The Cabinet Committee on Economic Affairs (CCEA) has announced that it has sanctioned Rs 8,580 crore scheme under which companies owned by the Central Government will install 12,000 MW of solar power plants over the subsequent four years using indigenously manufactured solar modules.
This is to present a boost to local solar module manufacturing industry which has been indolent ever since India lost its case at the World Trade Organisation (WTO) over compulsory local procurement for certain solar power projects.
With this, the Government has made good a promise it had made as a suggestion via a December 2017 ‘concept note’ of the Ministry of New and Renewable Energy (MNRE).
“The 12,000 MW or more capacity of grid connected solar power projects will be set up by the Government Producers in 4 years period, i.e. 2019-20 to 2022-23, as per the terms and conditions specified in Government Producer Scheme,” stated a statement issued on by the Centre .
“The Scheme will consent use of both solar photovoltaic cells and modules manufactured locally as per specifications and testing requirements fixed by MNRE,” the statement said
The scheme is anticipated to stimulate investments of Rs 48,000 crore and create around 200,000 jobs. This scheme is on the lines expected.
Now, with the CCEA approving the Rs 8,580 crore viability gap funding for government-owned companies putting up solar plants with local modules, the domestic manufacturers will get some support.
On this development, Sunil Rathi, Director, Waaree Energies said "We are elated with CCEA's inclination towards boosting domestic module and cell manufacturing in the country, by allocating 12 GW of PV projects exclusively to domestic players. The move is expected to have a dampening short term and a positive long term impact on the industry. While on the face of it, the proposal is set to provide relief to solar domestic manufacturers for the next four years, even with immediate implementation, the on-ground reality indicates a gestation period of at least a year, till this proposal actually yields operational benefits. The move fails to provide the much needed immediate support to the sector, due to which, mid scale players may not be able to sustain the pressures for the next year."

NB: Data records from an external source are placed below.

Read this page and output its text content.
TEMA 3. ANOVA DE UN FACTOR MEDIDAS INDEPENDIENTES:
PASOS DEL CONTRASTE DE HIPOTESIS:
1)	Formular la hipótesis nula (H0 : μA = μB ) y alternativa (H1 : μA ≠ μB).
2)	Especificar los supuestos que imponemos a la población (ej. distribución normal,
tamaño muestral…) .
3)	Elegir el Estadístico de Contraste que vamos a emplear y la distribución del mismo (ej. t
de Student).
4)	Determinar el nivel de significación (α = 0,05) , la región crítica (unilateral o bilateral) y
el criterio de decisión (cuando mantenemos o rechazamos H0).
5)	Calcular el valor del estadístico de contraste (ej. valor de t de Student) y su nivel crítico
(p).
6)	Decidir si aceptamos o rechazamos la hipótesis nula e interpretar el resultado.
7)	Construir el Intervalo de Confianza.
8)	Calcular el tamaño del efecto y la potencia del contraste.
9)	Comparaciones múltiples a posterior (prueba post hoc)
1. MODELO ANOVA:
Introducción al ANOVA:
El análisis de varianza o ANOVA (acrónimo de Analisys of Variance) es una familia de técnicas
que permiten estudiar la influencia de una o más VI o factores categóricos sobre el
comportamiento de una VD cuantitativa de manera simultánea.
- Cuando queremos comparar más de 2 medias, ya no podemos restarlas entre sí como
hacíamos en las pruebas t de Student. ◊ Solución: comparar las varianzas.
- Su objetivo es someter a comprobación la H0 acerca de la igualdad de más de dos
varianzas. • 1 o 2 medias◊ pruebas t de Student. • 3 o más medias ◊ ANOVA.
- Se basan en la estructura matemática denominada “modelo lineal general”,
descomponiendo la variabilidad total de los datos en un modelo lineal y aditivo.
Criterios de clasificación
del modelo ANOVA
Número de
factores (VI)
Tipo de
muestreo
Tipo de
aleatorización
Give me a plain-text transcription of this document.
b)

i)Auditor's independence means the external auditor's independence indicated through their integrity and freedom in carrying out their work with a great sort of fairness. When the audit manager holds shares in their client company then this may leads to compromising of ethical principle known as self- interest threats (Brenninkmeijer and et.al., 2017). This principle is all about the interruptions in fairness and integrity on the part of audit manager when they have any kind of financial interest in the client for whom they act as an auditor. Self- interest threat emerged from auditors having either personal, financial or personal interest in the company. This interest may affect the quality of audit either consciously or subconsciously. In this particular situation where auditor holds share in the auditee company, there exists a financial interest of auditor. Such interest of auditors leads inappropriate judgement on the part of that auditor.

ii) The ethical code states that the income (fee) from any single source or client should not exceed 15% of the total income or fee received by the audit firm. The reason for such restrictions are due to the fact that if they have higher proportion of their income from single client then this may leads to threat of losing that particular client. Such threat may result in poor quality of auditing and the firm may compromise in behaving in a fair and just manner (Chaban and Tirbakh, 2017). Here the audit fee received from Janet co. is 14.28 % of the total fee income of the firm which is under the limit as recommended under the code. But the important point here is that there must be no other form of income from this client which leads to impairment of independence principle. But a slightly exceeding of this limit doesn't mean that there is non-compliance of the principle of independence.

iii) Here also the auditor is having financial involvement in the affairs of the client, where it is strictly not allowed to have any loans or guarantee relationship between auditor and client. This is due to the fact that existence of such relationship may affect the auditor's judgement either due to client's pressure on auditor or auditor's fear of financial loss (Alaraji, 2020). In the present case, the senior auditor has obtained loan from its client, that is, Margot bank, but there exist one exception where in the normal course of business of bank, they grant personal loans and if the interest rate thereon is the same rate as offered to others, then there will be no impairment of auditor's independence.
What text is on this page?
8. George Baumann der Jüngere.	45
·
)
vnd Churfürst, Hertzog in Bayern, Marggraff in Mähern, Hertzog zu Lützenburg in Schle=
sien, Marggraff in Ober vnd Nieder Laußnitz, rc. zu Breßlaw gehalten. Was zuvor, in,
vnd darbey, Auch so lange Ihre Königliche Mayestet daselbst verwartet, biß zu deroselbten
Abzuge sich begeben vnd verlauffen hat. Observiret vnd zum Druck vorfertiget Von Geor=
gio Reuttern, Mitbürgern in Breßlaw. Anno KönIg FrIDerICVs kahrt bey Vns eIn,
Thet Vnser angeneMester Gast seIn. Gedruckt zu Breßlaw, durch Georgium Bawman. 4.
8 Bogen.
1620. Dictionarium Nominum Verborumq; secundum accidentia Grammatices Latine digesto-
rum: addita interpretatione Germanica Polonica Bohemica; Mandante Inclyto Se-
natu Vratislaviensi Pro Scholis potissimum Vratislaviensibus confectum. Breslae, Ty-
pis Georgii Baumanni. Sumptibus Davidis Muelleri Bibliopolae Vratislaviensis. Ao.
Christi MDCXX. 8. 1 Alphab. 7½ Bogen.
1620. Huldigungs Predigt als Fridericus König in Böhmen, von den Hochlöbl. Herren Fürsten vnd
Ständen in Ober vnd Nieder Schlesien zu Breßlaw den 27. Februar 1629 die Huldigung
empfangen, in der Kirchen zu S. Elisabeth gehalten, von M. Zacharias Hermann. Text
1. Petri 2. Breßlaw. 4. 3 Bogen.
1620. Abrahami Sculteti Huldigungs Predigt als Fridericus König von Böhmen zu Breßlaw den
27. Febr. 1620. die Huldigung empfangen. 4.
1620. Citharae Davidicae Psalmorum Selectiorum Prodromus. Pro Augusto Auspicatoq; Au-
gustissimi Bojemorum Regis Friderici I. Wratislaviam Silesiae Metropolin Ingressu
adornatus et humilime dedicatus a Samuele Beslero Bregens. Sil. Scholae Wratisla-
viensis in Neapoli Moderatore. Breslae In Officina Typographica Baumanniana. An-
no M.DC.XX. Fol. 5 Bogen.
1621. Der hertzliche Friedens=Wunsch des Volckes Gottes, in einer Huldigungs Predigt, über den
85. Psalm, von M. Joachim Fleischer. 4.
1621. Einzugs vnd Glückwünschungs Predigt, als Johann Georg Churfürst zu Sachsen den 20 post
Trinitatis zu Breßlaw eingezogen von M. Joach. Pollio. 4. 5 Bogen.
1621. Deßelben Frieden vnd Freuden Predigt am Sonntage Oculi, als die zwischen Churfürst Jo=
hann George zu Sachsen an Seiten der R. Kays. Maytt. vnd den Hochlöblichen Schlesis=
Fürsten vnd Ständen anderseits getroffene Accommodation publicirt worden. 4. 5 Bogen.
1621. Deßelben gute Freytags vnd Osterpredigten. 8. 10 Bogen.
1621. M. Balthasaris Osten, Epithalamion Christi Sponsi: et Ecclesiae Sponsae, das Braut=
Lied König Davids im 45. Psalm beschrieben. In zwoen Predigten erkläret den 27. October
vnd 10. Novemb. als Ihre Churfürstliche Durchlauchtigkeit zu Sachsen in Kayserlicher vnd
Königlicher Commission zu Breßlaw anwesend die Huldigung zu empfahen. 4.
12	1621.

"On the up side, this proposal is bound to attract foreign investment in the long run. We foresee players from China and Malaysia setting up manufacturing hubs in India, thus furthering the 'Make in India' initiative. Moreover, while there are ample module manufacturers in the country to meet the Government demands, the proposal would provide impetus to existing and new players to venture into cell production, thus creating job opportunities and enhancing the GDP contribution in the long run", he added.